Loop Unrolling
So how do we get better performance out of loops? Well, we do more work per loop iteration. In Loop Unrolling, the compiler identifies what work is done each loop and sees if it can execute more instructions per loop iteration. In the example provided below, the program adds a number to each element in an array. With Loop Unrolling, the compiler unrolls the loop once and executes the addition of the variable to the next array item in the loop. The loop iterator is also decremented by 2 instead of 1 to compensate for these changes.
Loop unrolling benefits: Instructions
Loop Unrolling provides us a benefit - we can do less instructions per loop evaluation! In the example below, we compare two loops, with one being the unrolled loop.
When evaluation the unrolled loop, we actually execute less instructions because
we execute the last two instructions, ADD
and BNE
, less times! These
instructions are what's known as the loop overhead.
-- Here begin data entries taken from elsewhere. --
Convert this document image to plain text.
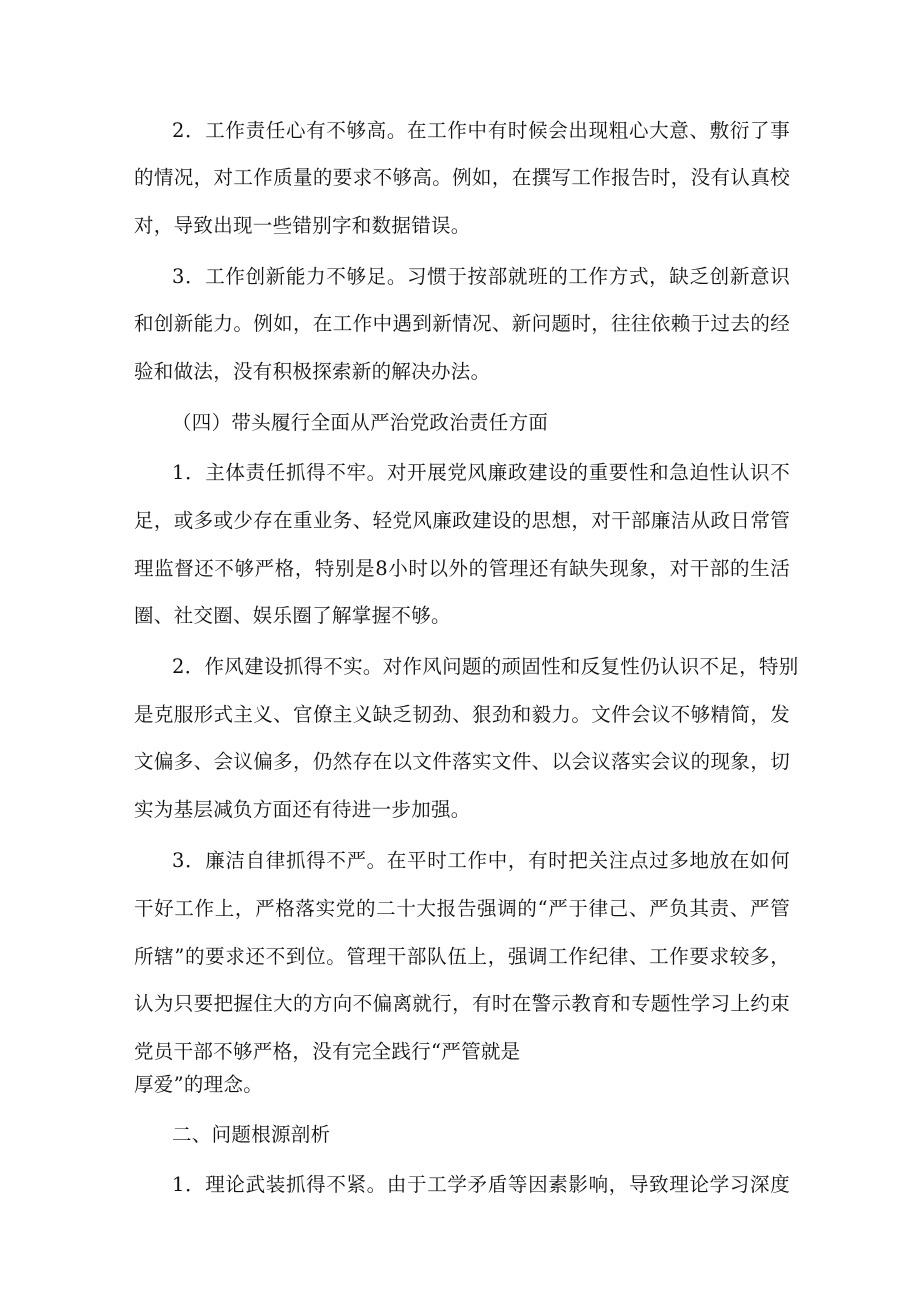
2．工作责任心有不够高。在工作中有时候会出现粗心大意、敷衍了事
的情况，对工作质量的要求不够高。例如，在撰写工作报告时，没有认真校
对，导致出现一些错别字和数据错误。
3．工作创新能力不够足。习惯于按部就班的工作方式，缺乏创新意识
和创新能力。例如，在工作中遇到新情况、新问题时，往往依赖于过去的经
验和做法，没有积极探索新的解决办法。
（四）带头履行全面从严治党政治责任方面
1．主体责任抓得不牢。对开展党风廉政建设的重要性和急迫性认识不
足，或多或少存在重业务、轻党风廉政建设的思想，对干部廉洁从政日常管
理监督还不够严格，特别是8小时以外的管理还有缺失现象，对干部的生活
圈、社交圈、娱乐圈了解掌握不够。
2．作风建设抓得不实。对作风问题的顽固性和反复性仍认识不足，特别
是克服形式主义、官僚主义缺乏韧劲、狠劲和毅力。文件会议不够精简，发
文偏多、会议偏多，仍然存在以文件落实文件、以会议落实会议的现象，切
实为基层减负方面还有待进一步加强。
3．廉洁自律抓得不严。在平时工作中，有时把关注点过多地放在如何
干好工作上，严格落实党的二十大报告强调的“严于律己、严负其责、严管
所辖”的要求还不到位。管理干部队伍上，强调工作纪律、工作要求较多，
认为只要把握住大的方向不偏离就行，有时在警示教育和专题性学习上约束
党员干部不够严格，没有完全践行“严管就是
厚爱”的理念。
二、问题根源剖析
1．理论武装抓得不紧。由于工学矛盾等因素影响，导致理论学习深度
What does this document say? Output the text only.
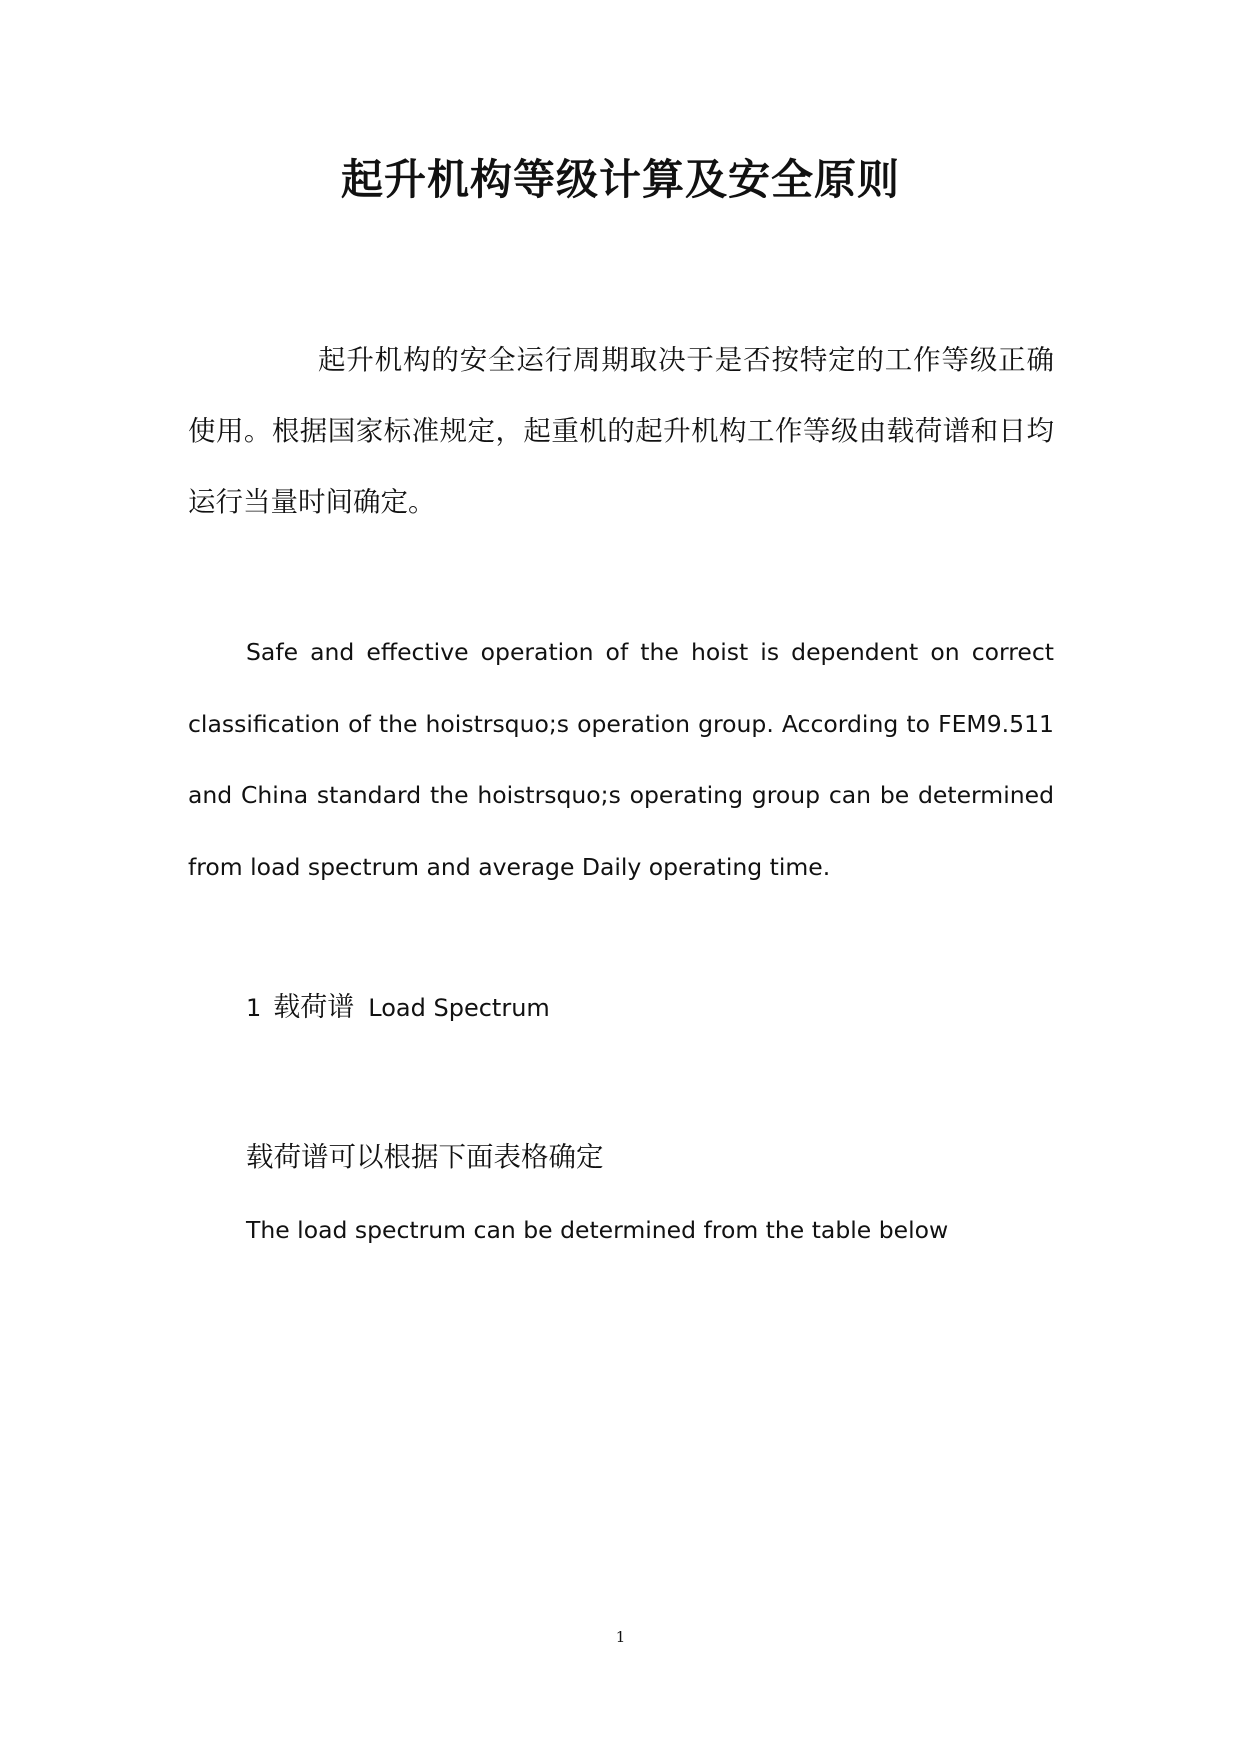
起升机构等级计算及安全原则

起升机构的安全运行周期取决于是否按特定的工作等级正确使用。根据国家标准规定，起重机的起升机构工作等级由载荷谱和日均运行当量时间确定。

Safe and effective operation of the hoist is dependent on correct classification of the hoistrsquo;s operation group. According to FEM9.511 and China standard the hoistrsquo;s operating group can be determined from load spectrum and average Daily operating time.

1 载荷谱 Load Spectrum
载荷谱可以根据下面表格确定
The load spectrum can be determined from the table below
1
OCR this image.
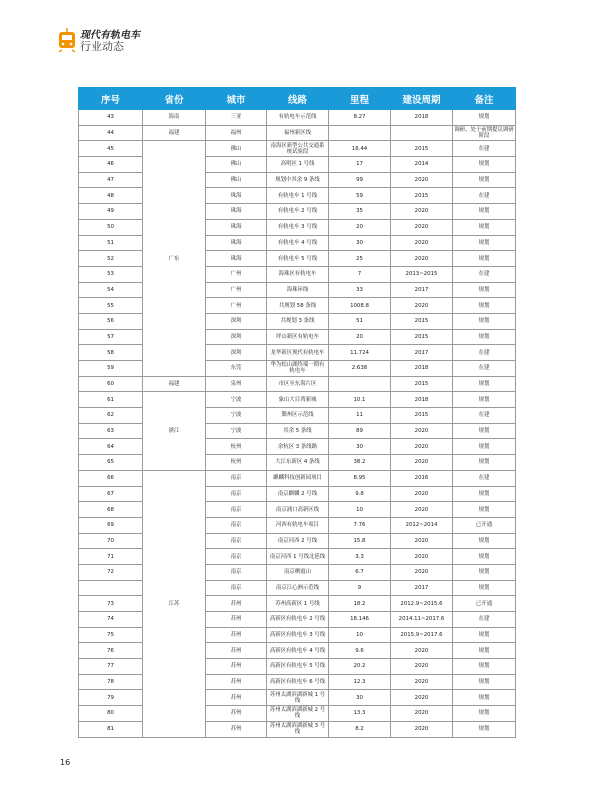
现代有轨电车
行业动态
序号	省份	城市	线路	里程	建设周期	备注
43	海南	三亚	有轨电车示范线	8.27	2018	规划
44	福建	福州	福州新区线			调研、处于前期提议调研阶段
45	广东	佛山	南海区新型公共交通系统试验段	16.44	2015	在建
46		佛山	高明区 1 号线	17	2014	规划
47		佛山	规划中其余 9 条线	99	2020	规划
48		珠海	有轨电车 1 号线	59	2015	在建
49		珠海	有轨电车 2 号线	35	2020	规划
50		珠海	有轨电车 3 号线	20	2020	规划
51		珠海	有轨电车 4 号线	30	2020	规划
52		珠海	有轨电车 5 号线	25	2020	规划
53		广州	海珠区有轨电车	7	2013~2015	在建
54		广州	海珠环线	33	2017	规划
55		广州	共规划 58 条线	1008.8	2020	规划
56		深圳	共规划 3 条线	51	2015	规划
57		深圳	坪山新区有轨电车	20	2015	规划
58		深圳	龙华新区现代有轨电车	11.724	2017	在建
59		东莞	华为松山湖终端一期有轨电车	2.638	2018	在建
60	福建	泉州	市区至东海片区		2015	规划
61	浙江	宁波	象山大目湾新城	10.1	2018	规划
62		宁波	鄞州区示范线	11	2015	在建
63		宁波	其余 5 条线	89	2020	规划
64		杭州	余杭区 3 条线路	30	2020	规划
65		杭州	大江东新区 4 条线	38.2	2020	规划
66	江苏	南京	麒麟科技创新园项目	8.95	2016	在建
67		南京	南京麒麟 2 号线	9.8	2020	规划
68		南京	南京浦口高新区线	10	2020	规划
69		南京	河西有轨电车项目	7.76	2012~2014	已开通
70		南京	南京河西 2 号线	15.8	2020	规划
71		南京	南京河西 1 号线北延线	3.3	2020	规划
72		南京	南京栖霞山	6.7	2020	规划
		南京	南京江心洲示范线	9	2017	规划
73		苏州	苏州高新区 1 号线	18.2	2012.9~2015.6	已开通
74		苏州	高新区有轨电车 2 号线	18.146	2014.11~2017.6	在建
75		苏州	高新区有轨电车 3 号线	10	2015.9~2017.6	规划
76		苏州	高新区有轨电车 4 号线	9.6	2020	规划
77		苏州	高新区有轨电车 5 号线	20.2	2020	规划
78		苏州	高新区有轨电车 6 号线	12.3	2020	规划
79		苏州	苏州太湖滨湖新城 1 号线	30	2020	规划
80		苏州	苏州太湖滨湖新城 2 号线	13.3	2020	规划
81		苏州	苏州太湖滨湖新城 3 号线	8.2	2020	规划
16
Loop unrolling benefits: CPI
Below is the breakdown of CPI for a branch before and after instruction scheduling is applied. Re-scheduling the instructions, we see that we can avoid waiting unnecessary cycles for an operation to complete when other operations that aren't dependent on previous instructions can be dispatched.
The excerpt from the lectures below now does a comparison of the example loop above, however, we have unrolled the loop once. The unrolled loop without instruction scheduling doesn't see much of a performance increase. Yes, we execute less instructions because we've unrolled the loop, however, because the instructions aren't scheduled we have to wait a couple of cycles for dependencies to be resolved.
Contrast this with the unrolled, re-scheduled loop. We use another register,
R10
, to hold the contents of the next item in the loop at R1 - 4
. We also
re-schedule the add instructions because they are only dependent upon the loads.
The add instruction from the loop overhead can also be conducted in parallel
because it has no dependencies. Finally, our STORE
instructions are edited to
compensate for the changes made to R1
.
Because of this, we can see that our CPI decreases greatly and we are able to leverage parallelism.
Unrolling downsides
Below is an excerpt from the lectures containing a high-level representation of the downsides to loop unrolling. Here's a breakdown:
- code bloat - depending on how many times we unroll the loop, we can bloat the size of the code in the program.
- unknown number of iterations - what if we don't know the number of iterations? How would would be able to effectively unroll a loop? With an unknown number of iterations, we could exit the loop early and not execute the rest of the unrolled loop - which is an issue.
- number of iterations if not a multiple of N - what if we're doing an odd number of iterations and we didn't unroll the loop to fit this? We need to exit the loop early without executing the rest of the unrolled loop - how do we make that happen?